Contemplating Democracy on the International Day Against Homophobia, Biphobia and Transphobia

Disclaimer: Opinions expressed in this commentary are those of the authors and do not necessarily represent the institutional position of International IDEA, its Board of Advisers or its Council of Member States.
We can disagree and still love each other unless your disagreement is rooted in my oppression and denial of my humanity and right to exist. – Robert Jones, Jr.
Although there is growing interest in democracy beyond humanity, this form of self-government (as we know if thus far) has been an exclusively human endeavour. That means that all the beauty, diversity, ingenuity, creativity, fear, and even animus, of humans have been part of democracy for as long as people have made collective decisions about our life together. On this International Day Against Homophobia, Biphobia and Transphobia (IDAHOBIT) we can take a moment to consider that while democracy can take many forms in different places, exclusion, persecution, fear, and hatred, for any in the political community negatively affect the quality of democracy for all.

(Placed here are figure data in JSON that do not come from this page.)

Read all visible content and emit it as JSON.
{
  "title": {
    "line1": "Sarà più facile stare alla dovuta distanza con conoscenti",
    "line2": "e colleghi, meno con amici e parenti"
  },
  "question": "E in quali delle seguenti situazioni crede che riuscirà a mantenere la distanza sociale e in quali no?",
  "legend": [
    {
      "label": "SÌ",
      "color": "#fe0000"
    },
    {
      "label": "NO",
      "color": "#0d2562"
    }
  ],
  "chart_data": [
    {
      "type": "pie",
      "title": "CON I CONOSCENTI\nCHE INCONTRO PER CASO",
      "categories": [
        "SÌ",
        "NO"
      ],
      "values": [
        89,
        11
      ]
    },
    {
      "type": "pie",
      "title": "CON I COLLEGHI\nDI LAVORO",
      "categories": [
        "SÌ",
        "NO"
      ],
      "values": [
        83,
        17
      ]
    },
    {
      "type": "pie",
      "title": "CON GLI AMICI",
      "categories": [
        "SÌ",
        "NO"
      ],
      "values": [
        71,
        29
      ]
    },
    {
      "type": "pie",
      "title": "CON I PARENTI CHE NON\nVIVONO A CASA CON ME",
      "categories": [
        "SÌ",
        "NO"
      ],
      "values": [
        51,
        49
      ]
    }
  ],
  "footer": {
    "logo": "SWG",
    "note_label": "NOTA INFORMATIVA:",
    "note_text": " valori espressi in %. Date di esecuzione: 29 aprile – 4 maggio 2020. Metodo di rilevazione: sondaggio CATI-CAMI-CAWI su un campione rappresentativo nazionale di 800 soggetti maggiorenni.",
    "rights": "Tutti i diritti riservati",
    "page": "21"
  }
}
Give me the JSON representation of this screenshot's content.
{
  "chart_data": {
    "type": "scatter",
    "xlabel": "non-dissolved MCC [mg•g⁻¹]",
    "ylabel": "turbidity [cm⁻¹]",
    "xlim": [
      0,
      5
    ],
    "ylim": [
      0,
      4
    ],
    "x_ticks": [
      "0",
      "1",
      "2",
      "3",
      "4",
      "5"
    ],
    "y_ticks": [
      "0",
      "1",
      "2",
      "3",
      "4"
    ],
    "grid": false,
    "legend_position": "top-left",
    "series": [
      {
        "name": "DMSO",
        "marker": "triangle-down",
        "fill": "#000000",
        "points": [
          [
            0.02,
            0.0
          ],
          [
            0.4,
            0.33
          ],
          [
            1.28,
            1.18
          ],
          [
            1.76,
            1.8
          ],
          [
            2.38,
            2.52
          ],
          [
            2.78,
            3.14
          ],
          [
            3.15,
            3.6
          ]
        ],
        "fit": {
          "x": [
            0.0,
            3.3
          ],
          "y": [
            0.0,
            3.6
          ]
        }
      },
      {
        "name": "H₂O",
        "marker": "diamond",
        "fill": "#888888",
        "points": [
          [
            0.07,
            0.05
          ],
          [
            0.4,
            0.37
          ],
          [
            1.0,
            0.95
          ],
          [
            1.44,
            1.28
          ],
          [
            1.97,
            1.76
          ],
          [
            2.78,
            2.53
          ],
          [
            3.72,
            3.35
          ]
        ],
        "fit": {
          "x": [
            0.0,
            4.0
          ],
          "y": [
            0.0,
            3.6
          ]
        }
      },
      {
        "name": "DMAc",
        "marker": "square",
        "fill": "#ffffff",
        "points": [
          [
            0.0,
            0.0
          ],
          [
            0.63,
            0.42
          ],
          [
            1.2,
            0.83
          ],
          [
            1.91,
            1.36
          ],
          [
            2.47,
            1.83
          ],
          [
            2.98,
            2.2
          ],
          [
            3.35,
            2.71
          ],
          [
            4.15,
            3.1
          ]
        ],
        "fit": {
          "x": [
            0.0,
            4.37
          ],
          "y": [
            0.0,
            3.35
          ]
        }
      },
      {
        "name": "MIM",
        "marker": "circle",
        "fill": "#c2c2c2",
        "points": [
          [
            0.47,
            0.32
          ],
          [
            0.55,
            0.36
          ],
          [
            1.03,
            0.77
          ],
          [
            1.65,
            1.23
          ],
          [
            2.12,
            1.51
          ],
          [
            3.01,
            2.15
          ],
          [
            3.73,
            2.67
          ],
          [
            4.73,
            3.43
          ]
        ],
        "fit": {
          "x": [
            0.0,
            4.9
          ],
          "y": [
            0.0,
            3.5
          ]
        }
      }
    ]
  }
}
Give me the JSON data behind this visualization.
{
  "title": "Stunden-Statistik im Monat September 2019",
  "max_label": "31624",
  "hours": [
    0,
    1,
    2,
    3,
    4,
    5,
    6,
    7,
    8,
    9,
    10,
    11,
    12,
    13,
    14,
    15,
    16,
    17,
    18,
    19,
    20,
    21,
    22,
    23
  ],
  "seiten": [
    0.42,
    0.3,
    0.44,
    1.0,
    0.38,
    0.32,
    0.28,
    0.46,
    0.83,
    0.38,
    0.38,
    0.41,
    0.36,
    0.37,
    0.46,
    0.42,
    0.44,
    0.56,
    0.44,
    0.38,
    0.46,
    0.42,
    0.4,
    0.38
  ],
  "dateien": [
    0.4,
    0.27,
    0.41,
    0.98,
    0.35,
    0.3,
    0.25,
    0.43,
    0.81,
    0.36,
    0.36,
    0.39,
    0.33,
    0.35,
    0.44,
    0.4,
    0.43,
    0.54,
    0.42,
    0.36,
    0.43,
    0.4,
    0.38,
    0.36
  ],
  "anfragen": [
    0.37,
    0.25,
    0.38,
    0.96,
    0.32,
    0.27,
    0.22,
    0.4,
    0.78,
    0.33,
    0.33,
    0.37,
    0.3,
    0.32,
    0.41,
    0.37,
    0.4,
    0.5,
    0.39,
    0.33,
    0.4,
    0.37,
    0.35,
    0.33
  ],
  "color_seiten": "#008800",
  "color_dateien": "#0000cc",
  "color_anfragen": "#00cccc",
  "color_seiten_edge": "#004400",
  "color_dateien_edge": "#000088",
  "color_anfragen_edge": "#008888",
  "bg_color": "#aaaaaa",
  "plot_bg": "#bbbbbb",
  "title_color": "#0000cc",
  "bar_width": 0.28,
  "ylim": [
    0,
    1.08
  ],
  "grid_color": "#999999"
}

As is often remarked, democracy is an essentially contested concept. But, at International IDEA we argue that there are two core definitional principles that describe democracy in all of its diversity across time and space: (1) that there is popular control of decision makers and decision making, and (2) that there is equality of respect and voice between citizens in the exercise of that control. Many would ascribe to these principles in the abstract. Reality is often more complicated. Across the globe, legal and political processes have pulled in different directions with regard to the inclusion and protection of sexually diverse people, including laws to protect traditional definitions of marriage or the family, and to protect the rights of sexual minorities.
Measurements of the prevalence of diverse sexual orientations and gender expressions are difficult for a number of reasons. For many people this is a deeply personal matter, and in many contexts publicly affirming a minority sexual orientation or gender identity carries with it very real social and physical risk. Nonetheless, survey research has often found significant percentages of the global population are sexually diverse (that is to say, have an expression other than cisgendered heterosexuality), such as the nine per cent of respondents in a 30 country panel from Ipsos in 2023.
If democracy requires equality of respect and voice between citizens, laws that impair anyone’s ability to participate in public life on the basis of personal identity (such as gender expression or sexual identity) also impair democracy. Here we can borrow the insights of W. E. B. Du Bois, whose writings on whiteness and blackness in the United States illustrated how participation in any form of structural oppression impoverishes – morally, materially, and psychologically - not just the oppressed, but the oppressor as well. Whether or not one in ten people in a country are sexually diverse, institutionalized homophobia, biphobia and transphobia pose serious threats to democracy – not just for the rights and possibilities they deny LGBTQIA+ citizens, but in how they make equal citizenship contingent, or even revocable.
Equality and dignity for sexually diverse people may require different things in different contexts and cultures. And, we should also acknowledge that the interventions of foreign actors in national dialogues have not always been helpful. Even so, this International Day Against Homophobia, Biphobia and Transphobia is a good moment to consider how exclusion of vulnerable people (even if they are a small group) means that democracy is not being fully realized. Humans are a diverse species in many ways – our experiences of gender and sexual orientation among these. Our democracies must be big enough to accommodate this.